The relaxation from July 4, seen as a high-stakes moment, applies only to England, with separate announcements for Scotland, Northern Ireland and Wales in early July. The UK – the worst affected European country with over 42,000 deaths – has recorded dwindling numbers of infections in recent days.

The development was welcomed by Labour as Johnson told the House of Commons: “Today, we can say that our long national hibernation is beginning to come to an end and life is returning to our shops, streets and homes and a new, but cautious, optimism is palpable”.

“But it would be all too easy for that frost to return and that is why we will continue to trust in the common sense and the community spirit of the British people to follow this guidance, to carry us through and see us to victory over this virus”.

“Thanks to our progress, we can now go further and safely ease the lockdown in England. At every stage, caution will remain our watchword, and each step will be conditional and reversible…Almost as eagerly awaited as a pint will be a haircut, particularly by me, and so we will re-open hairdressers, with appropriate precautions, including the use of visors”.

World Health Organisation expert Margaret Harris advised caution: “The lesson is for people to understand this is the year of living differently. Not, ‘OK, it’s over’. You haven’t just been let out of school. You have done well. You have really brought down your numbers”.

“The UK has brought a very difficult outbreak right down. Very good news in the last couple of days about the limitation in cases, and far, far fewer people dying. So, now is the moment to celebrate that by being super-careful”, she told BBC.

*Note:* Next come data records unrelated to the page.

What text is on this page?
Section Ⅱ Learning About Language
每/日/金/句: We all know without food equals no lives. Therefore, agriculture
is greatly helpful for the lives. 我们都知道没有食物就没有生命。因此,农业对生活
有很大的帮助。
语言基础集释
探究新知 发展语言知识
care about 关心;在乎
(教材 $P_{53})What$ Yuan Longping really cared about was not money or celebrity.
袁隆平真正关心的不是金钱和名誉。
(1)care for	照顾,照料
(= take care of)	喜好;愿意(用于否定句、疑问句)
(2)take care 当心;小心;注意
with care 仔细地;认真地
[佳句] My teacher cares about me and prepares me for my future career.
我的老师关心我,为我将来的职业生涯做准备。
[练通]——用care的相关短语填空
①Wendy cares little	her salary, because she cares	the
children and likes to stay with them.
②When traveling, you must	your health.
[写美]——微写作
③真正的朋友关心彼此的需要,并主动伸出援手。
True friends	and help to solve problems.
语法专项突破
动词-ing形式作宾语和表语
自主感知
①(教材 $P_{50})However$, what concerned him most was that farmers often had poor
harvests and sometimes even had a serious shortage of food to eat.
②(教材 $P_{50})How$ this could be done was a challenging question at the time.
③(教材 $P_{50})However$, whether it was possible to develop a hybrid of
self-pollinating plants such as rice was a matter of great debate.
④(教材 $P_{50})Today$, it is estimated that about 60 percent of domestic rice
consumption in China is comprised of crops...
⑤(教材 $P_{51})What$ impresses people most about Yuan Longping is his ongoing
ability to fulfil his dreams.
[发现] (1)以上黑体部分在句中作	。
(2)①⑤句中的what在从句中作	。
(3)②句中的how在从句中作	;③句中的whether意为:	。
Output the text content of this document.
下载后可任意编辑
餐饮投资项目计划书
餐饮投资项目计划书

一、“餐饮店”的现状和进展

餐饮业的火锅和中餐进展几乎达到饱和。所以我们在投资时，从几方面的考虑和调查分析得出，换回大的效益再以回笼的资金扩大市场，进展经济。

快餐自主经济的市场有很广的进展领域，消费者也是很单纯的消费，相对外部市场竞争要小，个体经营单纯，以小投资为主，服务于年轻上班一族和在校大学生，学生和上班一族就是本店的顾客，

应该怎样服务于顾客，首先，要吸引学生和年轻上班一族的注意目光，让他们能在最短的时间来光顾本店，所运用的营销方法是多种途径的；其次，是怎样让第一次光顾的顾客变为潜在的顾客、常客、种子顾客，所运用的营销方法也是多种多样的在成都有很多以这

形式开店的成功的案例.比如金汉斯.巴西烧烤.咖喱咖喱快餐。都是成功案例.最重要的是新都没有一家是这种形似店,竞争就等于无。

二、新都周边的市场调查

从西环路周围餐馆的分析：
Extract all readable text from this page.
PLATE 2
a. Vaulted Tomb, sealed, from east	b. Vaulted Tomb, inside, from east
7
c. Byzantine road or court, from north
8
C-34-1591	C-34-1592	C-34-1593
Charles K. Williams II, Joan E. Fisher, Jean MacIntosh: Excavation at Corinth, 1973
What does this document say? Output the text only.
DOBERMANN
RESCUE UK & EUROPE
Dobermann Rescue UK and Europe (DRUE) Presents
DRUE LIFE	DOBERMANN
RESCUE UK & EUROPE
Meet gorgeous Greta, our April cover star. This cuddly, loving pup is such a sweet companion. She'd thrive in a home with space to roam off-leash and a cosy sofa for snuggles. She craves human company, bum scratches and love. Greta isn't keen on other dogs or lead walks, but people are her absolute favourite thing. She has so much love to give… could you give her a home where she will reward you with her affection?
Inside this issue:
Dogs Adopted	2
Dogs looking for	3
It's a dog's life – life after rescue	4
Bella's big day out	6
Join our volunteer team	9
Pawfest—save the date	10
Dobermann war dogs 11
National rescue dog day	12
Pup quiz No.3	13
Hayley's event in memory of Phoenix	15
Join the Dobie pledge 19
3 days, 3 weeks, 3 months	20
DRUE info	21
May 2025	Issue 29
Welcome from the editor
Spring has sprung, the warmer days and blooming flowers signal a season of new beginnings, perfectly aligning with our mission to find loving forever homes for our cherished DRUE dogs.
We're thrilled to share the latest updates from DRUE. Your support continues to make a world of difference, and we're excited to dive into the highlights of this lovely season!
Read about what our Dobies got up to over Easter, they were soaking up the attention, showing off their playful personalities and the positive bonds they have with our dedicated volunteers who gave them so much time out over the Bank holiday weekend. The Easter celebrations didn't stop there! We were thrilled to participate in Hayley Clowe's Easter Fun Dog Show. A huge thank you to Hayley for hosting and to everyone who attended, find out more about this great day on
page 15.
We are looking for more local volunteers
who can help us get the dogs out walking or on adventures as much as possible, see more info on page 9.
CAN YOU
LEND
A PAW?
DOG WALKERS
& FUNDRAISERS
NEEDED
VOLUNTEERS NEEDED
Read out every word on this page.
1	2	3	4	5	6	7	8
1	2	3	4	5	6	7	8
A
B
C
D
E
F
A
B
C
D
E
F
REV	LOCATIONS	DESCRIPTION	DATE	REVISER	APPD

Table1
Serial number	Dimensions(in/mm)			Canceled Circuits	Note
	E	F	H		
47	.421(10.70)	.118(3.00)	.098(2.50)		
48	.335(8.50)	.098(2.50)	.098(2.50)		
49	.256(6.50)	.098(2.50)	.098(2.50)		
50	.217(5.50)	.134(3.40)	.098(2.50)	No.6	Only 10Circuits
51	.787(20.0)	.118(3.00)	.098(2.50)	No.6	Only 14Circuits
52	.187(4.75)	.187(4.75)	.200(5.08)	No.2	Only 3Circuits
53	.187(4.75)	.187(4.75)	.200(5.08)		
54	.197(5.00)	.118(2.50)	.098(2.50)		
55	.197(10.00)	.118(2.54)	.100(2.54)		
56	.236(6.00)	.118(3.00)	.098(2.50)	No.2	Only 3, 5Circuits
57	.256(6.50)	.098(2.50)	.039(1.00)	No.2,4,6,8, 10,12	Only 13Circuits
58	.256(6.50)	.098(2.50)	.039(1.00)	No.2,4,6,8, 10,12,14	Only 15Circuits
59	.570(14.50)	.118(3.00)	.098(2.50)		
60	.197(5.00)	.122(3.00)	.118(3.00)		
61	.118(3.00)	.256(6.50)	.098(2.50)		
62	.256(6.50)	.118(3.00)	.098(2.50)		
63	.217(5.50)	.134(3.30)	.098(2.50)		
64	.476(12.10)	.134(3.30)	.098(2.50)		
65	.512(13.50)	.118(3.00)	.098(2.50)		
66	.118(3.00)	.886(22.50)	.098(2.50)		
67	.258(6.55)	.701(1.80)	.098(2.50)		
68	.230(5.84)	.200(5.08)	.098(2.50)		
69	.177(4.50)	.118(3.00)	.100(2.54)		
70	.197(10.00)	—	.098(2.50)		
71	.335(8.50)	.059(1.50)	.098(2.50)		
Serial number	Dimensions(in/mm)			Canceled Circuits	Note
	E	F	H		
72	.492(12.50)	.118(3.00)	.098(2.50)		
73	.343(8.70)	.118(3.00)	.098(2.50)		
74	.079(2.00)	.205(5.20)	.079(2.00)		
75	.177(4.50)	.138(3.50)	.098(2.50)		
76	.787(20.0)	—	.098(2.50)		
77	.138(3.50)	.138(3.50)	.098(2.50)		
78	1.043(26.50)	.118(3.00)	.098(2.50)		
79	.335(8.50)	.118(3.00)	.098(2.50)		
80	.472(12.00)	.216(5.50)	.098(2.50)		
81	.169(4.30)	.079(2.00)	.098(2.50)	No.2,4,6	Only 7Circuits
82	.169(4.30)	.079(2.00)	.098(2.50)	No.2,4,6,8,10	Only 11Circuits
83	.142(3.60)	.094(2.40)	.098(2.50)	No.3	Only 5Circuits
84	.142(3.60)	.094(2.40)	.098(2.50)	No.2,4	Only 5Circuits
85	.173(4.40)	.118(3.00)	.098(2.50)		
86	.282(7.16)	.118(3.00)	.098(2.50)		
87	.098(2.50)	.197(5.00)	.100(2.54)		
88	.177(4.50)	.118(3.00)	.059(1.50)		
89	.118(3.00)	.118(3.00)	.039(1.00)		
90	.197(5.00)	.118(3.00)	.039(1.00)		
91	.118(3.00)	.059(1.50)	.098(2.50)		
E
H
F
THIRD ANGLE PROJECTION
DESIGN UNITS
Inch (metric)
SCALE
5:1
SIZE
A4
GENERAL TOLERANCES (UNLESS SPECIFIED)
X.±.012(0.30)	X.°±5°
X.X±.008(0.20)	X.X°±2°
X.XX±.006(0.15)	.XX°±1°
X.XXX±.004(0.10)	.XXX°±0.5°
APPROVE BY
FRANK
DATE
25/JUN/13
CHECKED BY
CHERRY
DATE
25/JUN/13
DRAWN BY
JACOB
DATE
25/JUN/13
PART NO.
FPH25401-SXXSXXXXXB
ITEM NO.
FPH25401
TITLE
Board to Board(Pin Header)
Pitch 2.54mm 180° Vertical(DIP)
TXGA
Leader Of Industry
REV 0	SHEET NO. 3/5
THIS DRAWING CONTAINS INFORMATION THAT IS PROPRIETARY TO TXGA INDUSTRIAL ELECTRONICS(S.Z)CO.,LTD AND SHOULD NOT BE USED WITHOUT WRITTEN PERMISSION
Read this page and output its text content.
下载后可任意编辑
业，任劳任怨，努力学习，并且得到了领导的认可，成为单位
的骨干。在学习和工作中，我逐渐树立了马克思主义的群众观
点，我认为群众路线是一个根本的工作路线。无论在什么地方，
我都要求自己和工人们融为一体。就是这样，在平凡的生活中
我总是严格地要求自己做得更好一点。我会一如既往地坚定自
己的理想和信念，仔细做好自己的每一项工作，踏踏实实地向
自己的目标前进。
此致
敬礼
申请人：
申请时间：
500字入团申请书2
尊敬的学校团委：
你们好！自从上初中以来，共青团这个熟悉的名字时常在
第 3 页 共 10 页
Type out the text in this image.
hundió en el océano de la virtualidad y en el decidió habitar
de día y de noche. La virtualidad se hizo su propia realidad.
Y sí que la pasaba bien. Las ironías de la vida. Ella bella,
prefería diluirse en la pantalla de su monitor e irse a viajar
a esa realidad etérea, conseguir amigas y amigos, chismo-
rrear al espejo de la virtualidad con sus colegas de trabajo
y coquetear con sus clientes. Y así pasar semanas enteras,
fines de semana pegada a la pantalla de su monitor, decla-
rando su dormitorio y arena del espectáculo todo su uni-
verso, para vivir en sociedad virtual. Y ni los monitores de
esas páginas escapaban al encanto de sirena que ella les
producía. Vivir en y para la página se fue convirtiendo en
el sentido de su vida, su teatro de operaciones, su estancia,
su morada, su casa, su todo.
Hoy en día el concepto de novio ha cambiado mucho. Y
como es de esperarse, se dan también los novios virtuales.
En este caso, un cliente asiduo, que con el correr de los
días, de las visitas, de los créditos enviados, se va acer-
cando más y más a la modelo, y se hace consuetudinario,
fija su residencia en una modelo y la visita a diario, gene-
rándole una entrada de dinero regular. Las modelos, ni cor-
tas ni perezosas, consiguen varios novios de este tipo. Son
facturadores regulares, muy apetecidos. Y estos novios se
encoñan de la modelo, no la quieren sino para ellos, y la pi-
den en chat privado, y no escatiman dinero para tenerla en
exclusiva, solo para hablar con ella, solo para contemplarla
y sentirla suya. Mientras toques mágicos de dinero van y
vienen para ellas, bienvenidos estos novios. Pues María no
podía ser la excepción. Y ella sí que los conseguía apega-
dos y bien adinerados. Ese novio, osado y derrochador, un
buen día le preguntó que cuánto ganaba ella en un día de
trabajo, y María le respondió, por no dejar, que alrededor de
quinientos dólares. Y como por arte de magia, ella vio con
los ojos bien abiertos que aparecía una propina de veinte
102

David King, former chief scientific adviser, added that easing the lockdown is “far too early…far too premature…extremely risky” because the UK still does not have an operational ‘test and trace’ system. He feared a spike in the number of cases in the near future.

The reduction of 2-metre distancing rule to 1-metre enables the hospitality industry and other sectors to re-open with some curbs but it is uncertain if the people will immediately flock to pubs, cinemas, restaurants and other venues. Concern and caution over the virus remain.

Setting out figures behind the relaxation, Johnson said that in the first half of May, nearly 69,000 people tested positive for Covid-19 across the UK; by the first half of June, that total had fallen by nearly 70 percent to just under 22,000.

“The number of new infections is now declining by between 2 and 4 percent every day. Four weeks ago, an average of 1 in 400 people in the community in England had Covid-19; in the first half of June, this figure was 1 in 1,700”, he said.

On May 11, 1,073 people were admitted to hospital in England, Wales and Northern Ireland; by June 20, this had fallen by 74 per cent to 283. Measured by a seven-day rolling average, the number of daily deaths peaked at 943 on April 14; on May 11 it was 476; and on Monday, the rolling average stood at 130.

Johnson added: “And while we remain vigilant, we do not believe there is currently a risk of a second peak of infections that might overwhelm the National Health Service”.

“Taking everything together, we continue to meet our five tests and the Chief Medical Officers of all four home nations have downgraded the UK’s Covid Alert Level from four to three, meaning that we no longer face a virus spreading exponentially, though it remains in general circulation”.